First (prototype), then some important reservations.
# process.py import sys import pdb import handlers def process_unit(data_unit): global handlers while True: try: data_type = type(data_unit) handler = handlers.handler[data_type] handler(data_unit) return except KeyError: print "UNUSUAL DATA: {0!r}". format(data_unit) print "\n--- INVOKING DEBUGGER ---\n" pdb.set_trace() print print "--- RETURNING FROM DEBUGGER ---\n" del sys.modules['handlers'] import handlers print "retrying" process_unit("this") process_unit(100) process_unit(1.04) process_unit(200) process_unit(1.05) process_unit(300) process_unit(4+3j) sys.exit(0)
and
# handlers.py def handle_default(x): print "handle_default: {0!r}". format(x) handler = { int: handle_default, str: handle_default }
In Python 2.7, this gives you a dictionary linking expected / known types to functions that handle each type. If a handler is not available for the type, the user is dropped into the debugger, giving them the opportunity to modify the handlers.py file using the appropriate handlers. In the above example, there is no float or complex value handler.

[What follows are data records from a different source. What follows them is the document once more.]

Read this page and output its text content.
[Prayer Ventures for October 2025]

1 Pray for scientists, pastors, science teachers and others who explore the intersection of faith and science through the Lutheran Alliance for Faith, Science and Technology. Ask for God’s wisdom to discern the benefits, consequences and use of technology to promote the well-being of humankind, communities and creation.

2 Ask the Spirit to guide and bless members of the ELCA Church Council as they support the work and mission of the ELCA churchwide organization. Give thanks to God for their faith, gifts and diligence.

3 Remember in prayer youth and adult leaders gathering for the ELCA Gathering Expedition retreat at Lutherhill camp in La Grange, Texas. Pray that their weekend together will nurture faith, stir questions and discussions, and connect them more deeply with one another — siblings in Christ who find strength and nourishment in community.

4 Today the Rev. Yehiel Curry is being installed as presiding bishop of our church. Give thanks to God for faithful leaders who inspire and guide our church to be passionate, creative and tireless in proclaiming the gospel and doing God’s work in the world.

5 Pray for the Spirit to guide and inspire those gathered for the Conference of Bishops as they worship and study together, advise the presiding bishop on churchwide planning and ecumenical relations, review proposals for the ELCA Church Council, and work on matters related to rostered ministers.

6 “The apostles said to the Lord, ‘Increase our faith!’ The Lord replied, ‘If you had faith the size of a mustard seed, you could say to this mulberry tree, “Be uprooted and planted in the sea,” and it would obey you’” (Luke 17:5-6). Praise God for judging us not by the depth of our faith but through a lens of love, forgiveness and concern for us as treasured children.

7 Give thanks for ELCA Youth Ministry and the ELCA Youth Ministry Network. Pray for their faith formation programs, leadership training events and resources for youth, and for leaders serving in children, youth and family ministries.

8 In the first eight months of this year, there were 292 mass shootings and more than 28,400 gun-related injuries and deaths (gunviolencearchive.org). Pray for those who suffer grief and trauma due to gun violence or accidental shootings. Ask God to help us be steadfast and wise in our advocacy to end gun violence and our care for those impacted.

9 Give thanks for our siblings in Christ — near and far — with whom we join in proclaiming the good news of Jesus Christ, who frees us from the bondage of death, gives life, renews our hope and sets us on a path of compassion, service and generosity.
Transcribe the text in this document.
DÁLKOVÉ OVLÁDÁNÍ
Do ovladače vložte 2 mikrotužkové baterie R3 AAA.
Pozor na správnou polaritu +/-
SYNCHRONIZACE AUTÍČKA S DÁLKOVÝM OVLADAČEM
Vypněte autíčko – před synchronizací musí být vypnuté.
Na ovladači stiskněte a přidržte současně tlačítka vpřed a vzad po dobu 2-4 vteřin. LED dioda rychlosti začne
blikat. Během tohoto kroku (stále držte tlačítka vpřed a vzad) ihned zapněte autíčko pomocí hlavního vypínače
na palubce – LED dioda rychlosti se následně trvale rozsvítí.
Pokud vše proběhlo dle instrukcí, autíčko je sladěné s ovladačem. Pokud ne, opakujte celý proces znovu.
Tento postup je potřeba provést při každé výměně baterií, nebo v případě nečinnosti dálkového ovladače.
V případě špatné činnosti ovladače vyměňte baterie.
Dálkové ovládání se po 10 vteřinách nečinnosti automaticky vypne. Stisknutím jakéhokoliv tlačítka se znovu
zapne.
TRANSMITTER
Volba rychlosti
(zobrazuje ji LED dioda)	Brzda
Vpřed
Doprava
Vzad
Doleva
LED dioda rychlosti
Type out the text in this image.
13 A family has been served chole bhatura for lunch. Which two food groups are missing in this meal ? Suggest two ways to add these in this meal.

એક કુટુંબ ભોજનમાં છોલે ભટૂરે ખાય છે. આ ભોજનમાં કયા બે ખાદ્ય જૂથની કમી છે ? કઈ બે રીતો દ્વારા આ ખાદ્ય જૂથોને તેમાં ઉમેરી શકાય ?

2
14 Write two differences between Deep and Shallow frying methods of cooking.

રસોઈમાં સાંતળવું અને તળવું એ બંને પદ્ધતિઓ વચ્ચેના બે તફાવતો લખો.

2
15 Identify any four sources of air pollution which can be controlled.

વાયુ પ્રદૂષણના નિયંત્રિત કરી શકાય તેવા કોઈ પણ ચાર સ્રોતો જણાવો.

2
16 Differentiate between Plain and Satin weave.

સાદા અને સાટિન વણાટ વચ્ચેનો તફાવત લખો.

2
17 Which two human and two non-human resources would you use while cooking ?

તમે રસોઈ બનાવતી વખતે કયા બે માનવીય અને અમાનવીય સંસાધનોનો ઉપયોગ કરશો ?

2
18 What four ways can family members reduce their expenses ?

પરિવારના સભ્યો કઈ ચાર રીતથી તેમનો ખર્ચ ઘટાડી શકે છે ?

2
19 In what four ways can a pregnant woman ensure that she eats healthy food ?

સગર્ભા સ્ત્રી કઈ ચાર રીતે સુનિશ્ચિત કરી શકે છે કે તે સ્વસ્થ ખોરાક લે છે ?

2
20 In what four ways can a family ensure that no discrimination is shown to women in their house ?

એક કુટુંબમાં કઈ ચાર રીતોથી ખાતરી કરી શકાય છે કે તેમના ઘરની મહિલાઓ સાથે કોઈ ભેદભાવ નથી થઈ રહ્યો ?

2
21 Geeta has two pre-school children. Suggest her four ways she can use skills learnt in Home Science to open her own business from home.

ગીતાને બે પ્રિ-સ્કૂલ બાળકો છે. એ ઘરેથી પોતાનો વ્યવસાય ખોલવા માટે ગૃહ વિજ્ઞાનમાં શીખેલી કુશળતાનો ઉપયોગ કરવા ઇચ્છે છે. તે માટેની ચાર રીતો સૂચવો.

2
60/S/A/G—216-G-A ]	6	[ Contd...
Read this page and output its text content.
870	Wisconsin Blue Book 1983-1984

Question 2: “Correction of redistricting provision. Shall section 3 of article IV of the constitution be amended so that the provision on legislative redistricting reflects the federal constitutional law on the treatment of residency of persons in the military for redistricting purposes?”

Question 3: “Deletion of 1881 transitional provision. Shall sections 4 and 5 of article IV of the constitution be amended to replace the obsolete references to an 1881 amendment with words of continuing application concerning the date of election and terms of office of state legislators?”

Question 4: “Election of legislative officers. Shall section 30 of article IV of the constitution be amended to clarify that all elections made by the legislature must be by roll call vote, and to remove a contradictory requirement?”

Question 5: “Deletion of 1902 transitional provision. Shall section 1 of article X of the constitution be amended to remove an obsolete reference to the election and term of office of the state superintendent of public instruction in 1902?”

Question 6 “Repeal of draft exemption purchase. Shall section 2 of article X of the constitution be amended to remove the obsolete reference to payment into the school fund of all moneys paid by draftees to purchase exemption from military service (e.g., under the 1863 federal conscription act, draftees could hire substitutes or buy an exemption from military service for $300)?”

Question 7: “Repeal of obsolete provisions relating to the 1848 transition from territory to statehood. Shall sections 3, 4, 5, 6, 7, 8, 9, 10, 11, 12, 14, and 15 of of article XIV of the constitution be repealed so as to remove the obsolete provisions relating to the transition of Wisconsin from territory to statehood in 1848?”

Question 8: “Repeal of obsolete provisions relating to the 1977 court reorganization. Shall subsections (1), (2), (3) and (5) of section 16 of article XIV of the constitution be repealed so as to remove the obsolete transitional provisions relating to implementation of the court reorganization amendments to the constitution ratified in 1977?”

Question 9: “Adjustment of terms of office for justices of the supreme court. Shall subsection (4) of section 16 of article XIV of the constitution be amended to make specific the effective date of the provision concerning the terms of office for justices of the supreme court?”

When they appear, the user will need to add the appropriate handlers. For example, you can add:
def handle_float(x): print "FIXED FLOAT {0!r}".format(x) handler[float] = handle_float
And then:
def handle_complex(x): print "FIXED COMPLEX {0!r}".format(x) handler[complex] = handle_complex
Here is what it will look like:
$ python process.py handle_default: 'this' handle_default: 100 UNUSUAL DATA: 1.04 --- INVOKING DEBUGGER --- > /Users/jeunice/pytest/testing/sfix/process.py(18)process_unit() -> print (Pdb) continue --- RETURNING FROM DEBUGGER --- retrying FIXED FLOAT 1.04 handle_default: 200 FIXED FLOAT 1.05 handle_default: 300 UNUSUAL DATA: (4+3j) --- INVOKING DEBUGGER --- > /Users/jeunice/pytest/testing/sfix/process.py(18)process_unit() -> print (Pdb) continue --- RETURNING FROM DEBUGGER --- retrying FIXED COMPLEX (4+3j)
Good, so it basically works. You can improve and customize it in a more production-ready form, which makes it compatible with Python 2 and 3, etc.
Please think long and hard before doing it this way.
This “real-time code change” approach is an incredibly fragile and error-prone approach. It encourages you to make hot fixes in real time at the very last moment. These fixes will probably not have good or sufficient testing. Almost by definition, you have just discovered that you are dealing with a new type T. You still know little about T, why this happened, what could be the cases of its edges and failures, etc. And if your “fix” code or hot fix does not work, then what? Sure, you can add a few exception handlers, catch more exception classes, and possibly continue.
Web structures like Flask have debugging modes that work mostly this way. But these are debugging modes and are generally not suitable for production. Moreover, what if you enter the wrong command in the debugger? Accidentally type "quit", not "continue", and the whole program will end, and with it your desire to keep the processing alive. If it is necessary for use in debugging (perhaps to learn new types of data streams), follow these steps.
If this is used for production, consider instead a strategy that allocates raw types for asynchronous, out-of-band exam and correction, rather than putting a developer / operator in the middle of a real-time processing flow.